老王比我先察覺到不對勁。2020年,老王負責的一個老客戶因為新流程的問題流失了,周明遠在會上當著所有人的麵批評他“辦事不力”“占著位置不乾活”。老王當場就紅了臉,爭辯說當初提醒過要穩一點,周明遠卻拍著桌子說:“提醒有什麼用?解決不了問題就是你的錯!”散會後,老王找周明遠談,想說說這些年的付出,結果周明遠隻說了句“時代不同了,要麼跟上,要麼走人”。沒過多久,老王就提交了辭職報告。
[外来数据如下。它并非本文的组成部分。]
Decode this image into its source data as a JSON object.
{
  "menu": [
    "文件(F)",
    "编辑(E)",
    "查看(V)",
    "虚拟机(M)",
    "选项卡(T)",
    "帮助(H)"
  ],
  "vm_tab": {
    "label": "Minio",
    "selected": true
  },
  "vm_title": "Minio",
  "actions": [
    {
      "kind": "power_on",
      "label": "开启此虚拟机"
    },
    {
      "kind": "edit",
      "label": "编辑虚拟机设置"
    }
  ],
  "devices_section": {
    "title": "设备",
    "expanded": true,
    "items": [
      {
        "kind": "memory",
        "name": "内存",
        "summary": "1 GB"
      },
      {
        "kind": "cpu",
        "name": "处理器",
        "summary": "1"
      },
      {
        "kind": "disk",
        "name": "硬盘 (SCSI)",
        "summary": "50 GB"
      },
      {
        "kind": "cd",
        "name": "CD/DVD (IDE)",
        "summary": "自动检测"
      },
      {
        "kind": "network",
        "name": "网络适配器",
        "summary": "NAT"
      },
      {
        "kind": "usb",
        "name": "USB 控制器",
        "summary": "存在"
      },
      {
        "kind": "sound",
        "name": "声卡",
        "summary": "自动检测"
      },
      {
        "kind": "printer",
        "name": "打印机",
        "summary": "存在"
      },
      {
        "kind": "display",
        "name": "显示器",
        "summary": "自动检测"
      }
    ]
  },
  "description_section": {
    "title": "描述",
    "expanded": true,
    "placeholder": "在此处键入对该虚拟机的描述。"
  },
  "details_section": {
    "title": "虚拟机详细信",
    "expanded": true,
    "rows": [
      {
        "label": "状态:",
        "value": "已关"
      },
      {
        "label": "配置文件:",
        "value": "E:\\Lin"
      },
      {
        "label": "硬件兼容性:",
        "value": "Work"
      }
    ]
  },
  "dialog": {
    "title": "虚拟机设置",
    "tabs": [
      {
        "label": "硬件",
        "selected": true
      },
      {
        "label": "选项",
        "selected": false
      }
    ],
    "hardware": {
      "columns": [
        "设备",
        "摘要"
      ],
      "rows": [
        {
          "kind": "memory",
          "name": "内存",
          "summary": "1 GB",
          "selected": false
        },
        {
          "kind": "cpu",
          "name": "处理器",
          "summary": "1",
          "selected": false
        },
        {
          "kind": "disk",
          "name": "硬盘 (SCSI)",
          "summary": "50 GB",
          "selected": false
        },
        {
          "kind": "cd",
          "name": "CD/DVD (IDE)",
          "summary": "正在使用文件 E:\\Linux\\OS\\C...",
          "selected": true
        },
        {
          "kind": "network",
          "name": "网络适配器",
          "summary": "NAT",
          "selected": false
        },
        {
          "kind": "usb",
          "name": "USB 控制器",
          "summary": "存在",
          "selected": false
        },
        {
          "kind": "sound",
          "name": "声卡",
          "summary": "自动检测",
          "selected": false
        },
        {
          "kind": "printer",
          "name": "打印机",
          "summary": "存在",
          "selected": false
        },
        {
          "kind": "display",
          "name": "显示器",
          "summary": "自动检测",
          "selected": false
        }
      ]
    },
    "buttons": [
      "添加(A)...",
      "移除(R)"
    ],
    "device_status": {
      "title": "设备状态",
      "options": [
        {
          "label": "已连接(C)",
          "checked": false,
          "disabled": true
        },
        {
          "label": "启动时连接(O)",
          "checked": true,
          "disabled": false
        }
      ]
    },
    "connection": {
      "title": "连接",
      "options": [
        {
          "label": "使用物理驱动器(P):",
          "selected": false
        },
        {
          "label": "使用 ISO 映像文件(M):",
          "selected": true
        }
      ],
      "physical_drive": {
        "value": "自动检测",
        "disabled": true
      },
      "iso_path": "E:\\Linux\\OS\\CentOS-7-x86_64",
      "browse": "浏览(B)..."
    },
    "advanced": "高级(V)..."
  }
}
走的那天,他請我在樓下的小飯館吃飯,喝了兩杯酒就哭了:“老馨,咱們當年拚的那些日子,他是不是都忘了?”我握著酒杯,喉嚨發緊,一句話也說不出來。
老王走後,我也動過離開的念頭。可看看自己的年紀,快四十了,再找工作不容易;想想兒子馬上要上高中,正是花錢的時候;再想想這十幾年的感情,總覺得還有念想。我安慰自己,周明遠隻是壓力大,等過段時間就好了。於是我更小心地做事,儘量不犯錯,哪怕手裡的工作越來越瑣碎,哪怕看著年輕人拿著比自己高的工資卻乾著不接地氣的活兒,哪怕心裡的失落感越來越強。
直到昨天,那場讓我徹底心寒的會議。
會議的主題是推進新的客戶管理係統,由“創新事業部”的負責人主講。那是個剛畢業兩年的小姑娘,ppt做得花裡胡哨,卻全是空洞的理論,連老客戶的基本需求都沒搞清楚。輪到自由發言時,我猶豫了很久,還是舉起了手。我儘量委婉地說:“這個係統理念挺好的,但老客戶這邊可能需要兼顧一下。他們用慣了舊流程,突然切換過來,一是學習成本高,二是擔心數據安全,咱們是不是應該先做個過渡方案?”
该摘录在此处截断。